2 Chronicles 28:19

Verdere tucht van de HEERE

Achaz is niet door tucht en ook niet door de zojuist verleende genadebewijzen tot een erkenning van zijn zonden te brengen. “In die tijd”, dat is de tijd dat hij bedreigd wordt door de koning van Syrië en de koning van Israël, neemt hij niet de toevlucht tot God, maar hij zoekt steun bij de koningen van Assyrië (2Kr 28:16). Verder zijn er nog Edomieten gekomen die Juda hebben verslagen en gevangenen hebben weggevoerd (2Kr 28:17; Ob 1:11; Jl 3:19). Ook de Filistijnen melden zich (2Kr 28:18). Zij nemen diverse plaatsen in en gaan daar wonen.

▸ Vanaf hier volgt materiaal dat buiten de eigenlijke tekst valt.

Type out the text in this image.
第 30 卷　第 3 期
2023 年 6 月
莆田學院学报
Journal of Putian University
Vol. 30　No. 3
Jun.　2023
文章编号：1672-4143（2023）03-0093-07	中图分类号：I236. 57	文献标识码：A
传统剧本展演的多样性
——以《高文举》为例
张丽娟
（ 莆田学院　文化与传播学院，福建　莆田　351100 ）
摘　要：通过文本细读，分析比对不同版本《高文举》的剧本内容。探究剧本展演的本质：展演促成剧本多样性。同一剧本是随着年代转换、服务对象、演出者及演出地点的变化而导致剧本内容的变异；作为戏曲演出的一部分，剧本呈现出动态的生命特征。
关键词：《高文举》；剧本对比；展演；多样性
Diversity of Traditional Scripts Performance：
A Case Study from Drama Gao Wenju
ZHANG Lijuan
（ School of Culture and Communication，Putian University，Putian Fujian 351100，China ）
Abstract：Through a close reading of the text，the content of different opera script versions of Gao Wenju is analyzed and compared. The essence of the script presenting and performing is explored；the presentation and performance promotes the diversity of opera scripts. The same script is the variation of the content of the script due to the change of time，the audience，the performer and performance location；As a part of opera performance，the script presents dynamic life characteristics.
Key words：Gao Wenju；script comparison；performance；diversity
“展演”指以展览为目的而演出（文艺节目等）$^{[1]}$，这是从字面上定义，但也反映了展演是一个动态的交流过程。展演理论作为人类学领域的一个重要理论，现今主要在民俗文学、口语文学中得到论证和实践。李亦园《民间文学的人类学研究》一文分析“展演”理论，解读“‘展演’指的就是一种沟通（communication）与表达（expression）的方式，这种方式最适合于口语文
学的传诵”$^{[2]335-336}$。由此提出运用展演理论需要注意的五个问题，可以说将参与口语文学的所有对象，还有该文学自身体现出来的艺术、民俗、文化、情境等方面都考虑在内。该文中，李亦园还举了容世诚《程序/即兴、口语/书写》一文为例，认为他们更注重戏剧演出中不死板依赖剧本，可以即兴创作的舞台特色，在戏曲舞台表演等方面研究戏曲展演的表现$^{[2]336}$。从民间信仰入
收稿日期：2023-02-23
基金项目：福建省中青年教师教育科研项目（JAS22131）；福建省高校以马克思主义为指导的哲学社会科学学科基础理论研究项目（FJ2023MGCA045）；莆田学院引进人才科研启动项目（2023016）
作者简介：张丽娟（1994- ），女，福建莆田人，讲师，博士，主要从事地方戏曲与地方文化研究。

De handelwijze van Achaz bezorgt Gods volk enorme verliezen aan gebied en vrijheid. Zo gaat het ook met levens van mensen die van God afwijken. Ze raken hun zegeningen en vrijheid kwijt. Mogelijk menen ze juist in vrijheid te leven omdat ze het leven naar Gods wil als een juk ervaren. Ze zullen echter ervaren dat leven zonder God een leven in slavernij van de zonde is.

De HEERE staat achter dit alles. Hij vernedert Juda (2Kr 28:19) omdat Achaz, de leider van Zijn volk, het volk voorgaat in het plegen van trouwbreuk tegen Hem. Het hele beleid van Achaz is erop gericht het volk ervan te weerhouden God te dienen. Dit is een grote oneer voor Hem. Zulk handelen kan Hij niet ongestraft laten. Achaz laat zich echter door niets bewegen om zich “onder de krachtige hand van God” te vernederen (1Pt 5:6). Dat zien we ook in het vervolg.